On 08/09/2025 21:58, Samuel Thibault wrote:
Michael Kelly, le lun. 08 sept. 2025 07:05:39 +0100, a ecrit:
The changes I suggest do not access the list in this way after the mutex has
been released. The next iteration restarts the scan from the (possibly new)
head of the list.
Ah, it restarts over on each cancellation. That's really bad asymptotic
quadratic complexity. That will hit us sooner or later.
Well, yes, I must agree with you. I had assumed a very small list length
of the order of 10 or so but clearly the length is potentially limited
only by memory resources so the total number of iterations grows rapidly
as the length increases. Fair point. I did actually address this issue
by managing additional list pointers within rpc_info to maintain a
separate 'cancellation list'. I then however concluded that the whole
approach was flawed. For example, 2 separate threads initiate an
interrupt_operation on the same remote port.
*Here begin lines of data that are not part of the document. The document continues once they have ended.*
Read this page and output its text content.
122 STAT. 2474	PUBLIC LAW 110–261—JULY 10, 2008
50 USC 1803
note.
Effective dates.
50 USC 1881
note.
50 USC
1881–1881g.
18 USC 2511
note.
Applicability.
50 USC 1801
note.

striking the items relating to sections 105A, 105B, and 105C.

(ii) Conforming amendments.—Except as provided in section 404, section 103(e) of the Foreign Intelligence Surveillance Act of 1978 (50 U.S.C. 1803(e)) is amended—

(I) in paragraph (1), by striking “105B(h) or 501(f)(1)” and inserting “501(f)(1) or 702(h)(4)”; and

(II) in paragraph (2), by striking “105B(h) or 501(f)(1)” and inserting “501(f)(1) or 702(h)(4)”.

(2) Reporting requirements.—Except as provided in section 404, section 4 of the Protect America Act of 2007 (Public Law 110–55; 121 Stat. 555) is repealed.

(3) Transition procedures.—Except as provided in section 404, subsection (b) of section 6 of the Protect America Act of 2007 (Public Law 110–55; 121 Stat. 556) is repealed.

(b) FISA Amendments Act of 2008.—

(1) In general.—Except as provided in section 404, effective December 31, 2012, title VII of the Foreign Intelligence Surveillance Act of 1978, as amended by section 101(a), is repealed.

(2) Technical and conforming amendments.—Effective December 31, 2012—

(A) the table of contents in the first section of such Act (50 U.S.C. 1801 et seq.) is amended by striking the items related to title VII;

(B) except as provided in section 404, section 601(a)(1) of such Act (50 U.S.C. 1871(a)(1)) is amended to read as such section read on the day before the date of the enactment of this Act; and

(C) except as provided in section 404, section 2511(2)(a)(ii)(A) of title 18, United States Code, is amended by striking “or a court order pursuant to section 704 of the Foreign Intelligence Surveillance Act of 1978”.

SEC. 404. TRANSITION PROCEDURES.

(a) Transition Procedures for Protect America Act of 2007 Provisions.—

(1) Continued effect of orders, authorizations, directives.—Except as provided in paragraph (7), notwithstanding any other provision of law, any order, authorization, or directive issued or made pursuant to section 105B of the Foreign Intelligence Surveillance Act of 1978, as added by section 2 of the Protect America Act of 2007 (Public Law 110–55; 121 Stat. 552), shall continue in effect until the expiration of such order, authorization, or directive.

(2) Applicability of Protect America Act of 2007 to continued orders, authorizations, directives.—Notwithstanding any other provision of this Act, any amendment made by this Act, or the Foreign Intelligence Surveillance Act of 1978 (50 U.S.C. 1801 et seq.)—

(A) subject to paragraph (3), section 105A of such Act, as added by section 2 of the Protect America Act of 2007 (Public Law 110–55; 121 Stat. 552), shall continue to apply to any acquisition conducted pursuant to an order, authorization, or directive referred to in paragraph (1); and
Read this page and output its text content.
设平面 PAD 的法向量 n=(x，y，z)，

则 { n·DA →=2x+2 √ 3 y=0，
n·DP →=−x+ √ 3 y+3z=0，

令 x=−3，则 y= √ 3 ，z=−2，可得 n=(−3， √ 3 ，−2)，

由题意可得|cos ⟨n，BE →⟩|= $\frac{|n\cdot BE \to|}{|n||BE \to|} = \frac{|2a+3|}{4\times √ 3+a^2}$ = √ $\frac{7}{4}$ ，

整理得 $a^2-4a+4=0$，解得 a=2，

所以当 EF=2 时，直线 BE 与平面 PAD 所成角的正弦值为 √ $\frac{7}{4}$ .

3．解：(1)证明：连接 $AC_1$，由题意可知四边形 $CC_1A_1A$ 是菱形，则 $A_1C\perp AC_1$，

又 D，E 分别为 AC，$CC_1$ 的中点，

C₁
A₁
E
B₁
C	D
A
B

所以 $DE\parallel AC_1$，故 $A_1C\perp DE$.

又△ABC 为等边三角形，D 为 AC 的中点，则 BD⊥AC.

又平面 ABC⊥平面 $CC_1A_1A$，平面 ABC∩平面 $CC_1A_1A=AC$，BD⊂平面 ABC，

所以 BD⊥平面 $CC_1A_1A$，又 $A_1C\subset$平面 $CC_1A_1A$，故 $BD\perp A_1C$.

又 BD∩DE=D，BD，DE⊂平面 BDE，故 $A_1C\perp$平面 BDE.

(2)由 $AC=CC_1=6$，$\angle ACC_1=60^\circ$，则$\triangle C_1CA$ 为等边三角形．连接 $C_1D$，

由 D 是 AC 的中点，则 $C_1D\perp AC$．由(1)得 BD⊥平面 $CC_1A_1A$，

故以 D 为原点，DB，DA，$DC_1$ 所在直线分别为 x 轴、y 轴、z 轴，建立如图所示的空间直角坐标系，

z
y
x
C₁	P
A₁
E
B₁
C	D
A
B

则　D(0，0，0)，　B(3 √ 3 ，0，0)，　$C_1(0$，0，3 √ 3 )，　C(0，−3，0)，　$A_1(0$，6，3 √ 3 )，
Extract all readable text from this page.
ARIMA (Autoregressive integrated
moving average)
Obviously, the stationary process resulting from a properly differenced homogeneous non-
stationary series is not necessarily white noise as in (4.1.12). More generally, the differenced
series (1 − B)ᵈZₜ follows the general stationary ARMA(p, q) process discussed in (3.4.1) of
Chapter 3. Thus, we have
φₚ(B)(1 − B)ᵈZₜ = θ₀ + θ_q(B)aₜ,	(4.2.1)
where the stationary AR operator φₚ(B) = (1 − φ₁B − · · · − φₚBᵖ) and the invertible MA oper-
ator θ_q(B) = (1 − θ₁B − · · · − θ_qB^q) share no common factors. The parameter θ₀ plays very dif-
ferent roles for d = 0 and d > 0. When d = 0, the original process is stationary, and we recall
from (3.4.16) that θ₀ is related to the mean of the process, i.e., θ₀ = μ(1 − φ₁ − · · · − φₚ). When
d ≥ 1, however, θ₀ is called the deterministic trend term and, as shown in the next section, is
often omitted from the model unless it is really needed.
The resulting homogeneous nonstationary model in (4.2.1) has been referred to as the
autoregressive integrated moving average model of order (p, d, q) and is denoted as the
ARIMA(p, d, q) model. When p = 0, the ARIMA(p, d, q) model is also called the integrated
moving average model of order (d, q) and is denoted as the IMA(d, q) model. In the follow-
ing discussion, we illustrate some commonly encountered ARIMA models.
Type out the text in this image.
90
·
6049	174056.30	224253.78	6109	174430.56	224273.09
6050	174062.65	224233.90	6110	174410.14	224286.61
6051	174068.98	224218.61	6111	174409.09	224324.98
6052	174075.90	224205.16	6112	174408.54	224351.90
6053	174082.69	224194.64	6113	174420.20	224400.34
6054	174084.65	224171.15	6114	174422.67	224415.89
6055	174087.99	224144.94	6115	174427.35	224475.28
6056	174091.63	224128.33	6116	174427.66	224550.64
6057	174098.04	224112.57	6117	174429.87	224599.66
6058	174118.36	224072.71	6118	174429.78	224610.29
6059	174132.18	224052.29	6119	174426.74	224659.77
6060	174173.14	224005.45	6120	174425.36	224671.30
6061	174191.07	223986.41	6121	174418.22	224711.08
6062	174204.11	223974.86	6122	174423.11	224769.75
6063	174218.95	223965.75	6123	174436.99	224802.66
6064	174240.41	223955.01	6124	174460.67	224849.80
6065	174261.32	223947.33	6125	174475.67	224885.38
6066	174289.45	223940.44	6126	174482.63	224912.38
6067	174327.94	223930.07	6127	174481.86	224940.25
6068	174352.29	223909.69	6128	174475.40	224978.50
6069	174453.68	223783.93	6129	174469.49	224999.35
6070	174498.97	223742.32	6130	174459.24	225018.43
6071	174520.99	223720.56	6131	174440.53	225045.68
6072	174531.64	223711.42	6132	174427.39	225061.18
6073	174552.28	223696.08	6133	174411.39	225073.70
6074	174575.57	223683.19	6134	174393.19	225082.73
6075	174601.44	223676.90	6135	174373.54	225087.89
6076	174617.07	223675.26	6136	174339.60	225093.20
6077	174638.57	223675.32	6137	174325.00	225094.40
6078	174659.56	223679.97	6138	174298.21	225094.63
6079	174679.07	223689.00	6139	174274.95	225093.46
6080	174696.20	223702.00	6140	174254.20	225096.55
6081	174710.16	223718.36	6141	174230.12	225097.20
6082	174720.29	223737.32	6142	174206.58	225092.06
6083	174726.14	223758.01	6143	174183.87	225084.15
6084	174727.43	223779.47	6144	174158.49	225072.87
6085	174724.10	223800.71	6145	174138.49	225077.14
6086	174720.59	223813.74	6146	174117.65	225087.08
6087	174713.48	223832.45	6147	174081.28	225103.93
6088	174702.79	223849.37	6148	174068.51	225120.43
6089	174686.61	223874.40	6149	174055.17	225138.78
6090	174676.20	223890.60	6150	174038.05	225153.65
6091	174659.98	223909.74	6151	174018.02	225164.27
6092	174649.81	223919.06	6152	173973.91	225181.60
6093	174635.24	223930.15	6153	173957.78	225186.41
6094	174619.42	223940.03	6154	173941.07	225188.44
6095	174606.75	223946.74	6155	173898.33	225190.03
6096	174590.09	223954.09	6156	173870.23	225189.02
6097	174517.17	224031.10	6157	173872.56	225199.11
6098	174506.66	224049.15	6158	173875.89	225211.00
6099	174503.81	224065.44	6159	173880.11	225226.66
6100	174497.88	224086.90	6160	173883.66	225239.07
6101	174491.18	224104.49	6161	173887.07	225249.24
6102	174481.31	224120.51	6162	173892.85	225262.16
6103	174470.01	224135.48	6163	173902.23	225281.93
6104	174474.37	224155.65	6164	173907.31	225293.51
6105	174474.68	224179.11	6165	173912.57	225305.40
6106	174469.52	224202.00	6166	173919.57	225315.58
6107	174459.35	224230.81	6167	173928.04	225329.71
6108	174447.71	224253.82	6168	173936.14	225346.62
On the remote side, one
thread would capture the RPCs to cancel whilst a 2nd thread could soon
commence (when _ports_lock is released), find no RPCs to cancel and
complete before the first group were actually cancelled. This doesn't
seem right and in any case is a change in behaviour.
I think what is needed is a feature to guarantee the current sequential
behaviour per port_info but which also permits genuine concurrency
across different port_info. That isn't really true at the moment because
of the usage of the global _ports_lock. This could possibly be a
port_info specific mutex or perhaps an extension of the 'blocking'
flags. I'm investigating those options currently but it seems difficult
to ensure locking order to prevent deadlock.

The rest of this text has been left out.